On n’était riche ni d’un côté, ni de l’autre, mais on appartenait à de bonnes familles, respectueuses des saines traditions. Et, dans la fleur de ses dix-sept ans, quand, sous l’égide de sa mère, Germaine avait fait son entrée dans le monde où elle allait connaître M. Georges Daliot, alors tout jeune fonctionnaire, bien qu’une inclination secrète ne dût pas tarder à le lui rendre très sympathique, elle ne se fût pas permis de contrarier ses parents, encore moins de leur tenir tête, si, dans leur prudence et leur prévoyance, ils avaient cru devoir choisir pour elle un autre parti.
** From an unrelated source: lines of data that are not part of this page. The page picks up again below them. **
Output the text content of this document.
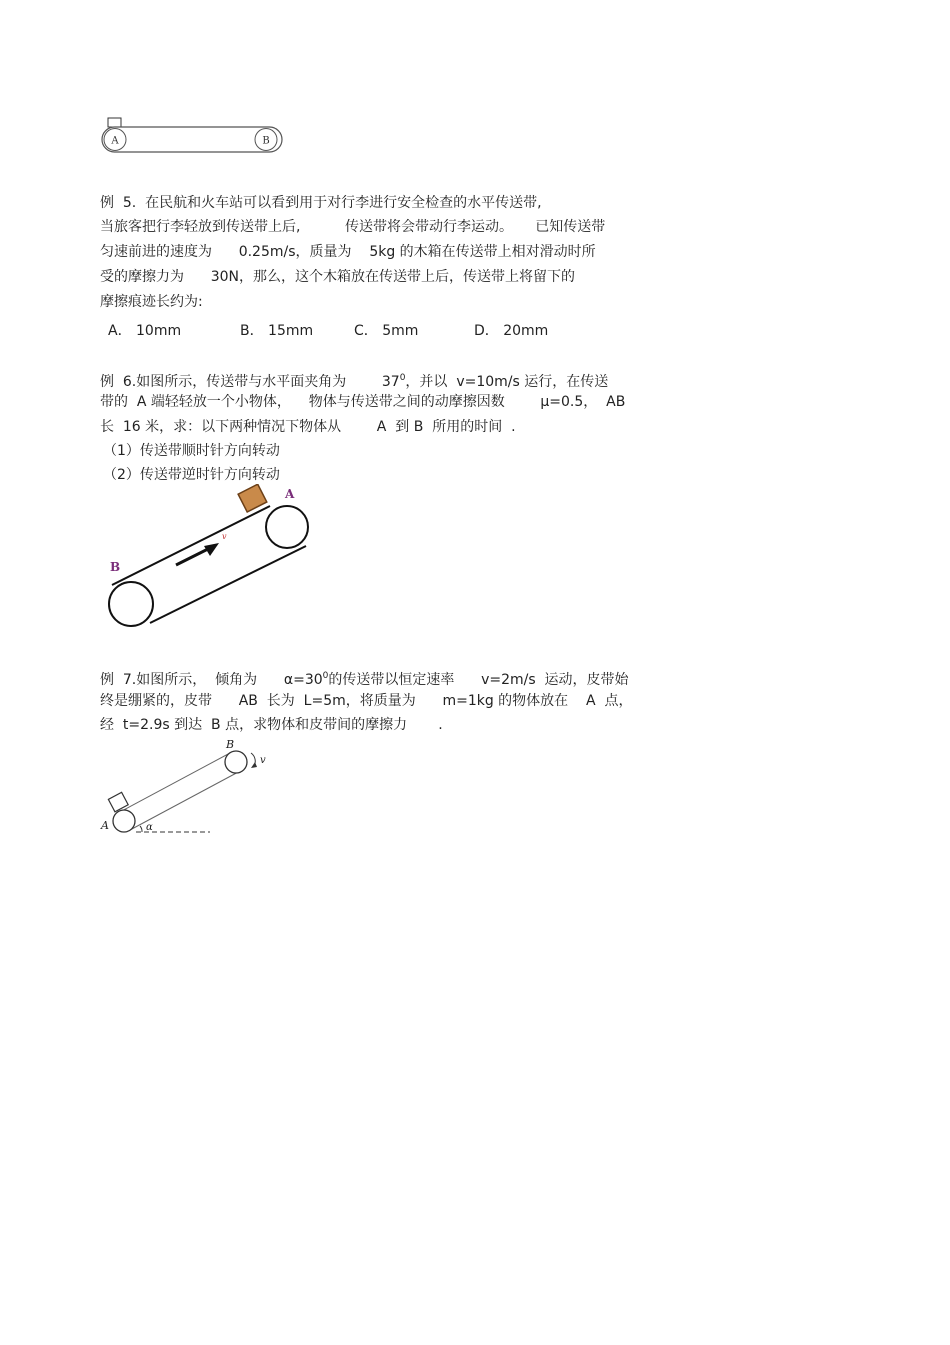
A	B
例  5.  在民航和火车站可以看到用于对行李进行安全检查的水平传送带,
当旅客把行李轻放到传送带上后,          传送带将会带动行李运动。     已知传送带
匀速前进的速度为      0.25m/s，质量为    5kg 的木箱在传送带上相对滑动时所
受的摩擦力为      30N，那么，这个木箱放在传送带上后，传送带上将留下的
摩擦痕迹长约为:
A． 10mm	B． 15mm	C． 5mm	D． 20mm
例  6.如图所示，传送带与水平面夹角为        $37^0$，并以  v=10m/s 运行，在传送
带的  A 端轻轻放一个小物体，    物体与传送带之间的动摩擦因数        μ=0.5，  AB
长  16 米，求：以下两种情况下物体从        A  到 B  所用的时间  .
（1）传送带顺时针方向转动
（2）传送带逆时针方向转动
v
A
B
例  7.如图所示，  倾角为      $\alpha=30^0$的传送带以恒定速率      v=2m/s  运动，皮带始
终是绷紧的，皮带      AB  长为  L=5m，将质量为      m=1kg 的物体放在    A  点，
经  t=2.9s 到达  B 点，求物体和皮带间的摩擦力       .
A
B
v
α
Mais quel autre parti lui eût pu mieux convenir ? Georges l’aimait. Il avait d’excellentes manières, des qualités que le premier venu n’a pas, tout ce qu’il faut pour « arriver » dans l’administration. On ne pouvait donc le voir d’un mauvais œil, ni faire en sorte qu’il n’approchât point Germaine. S’il cherchait les occasions de la rencontrer, il y apportait d’ailleurs beaucoup de discrétion, savait s’effacer au besoin et attendre stoïquement de pouvoir échanger quelques mots avec elle sans qu’en souffrissent les convenances.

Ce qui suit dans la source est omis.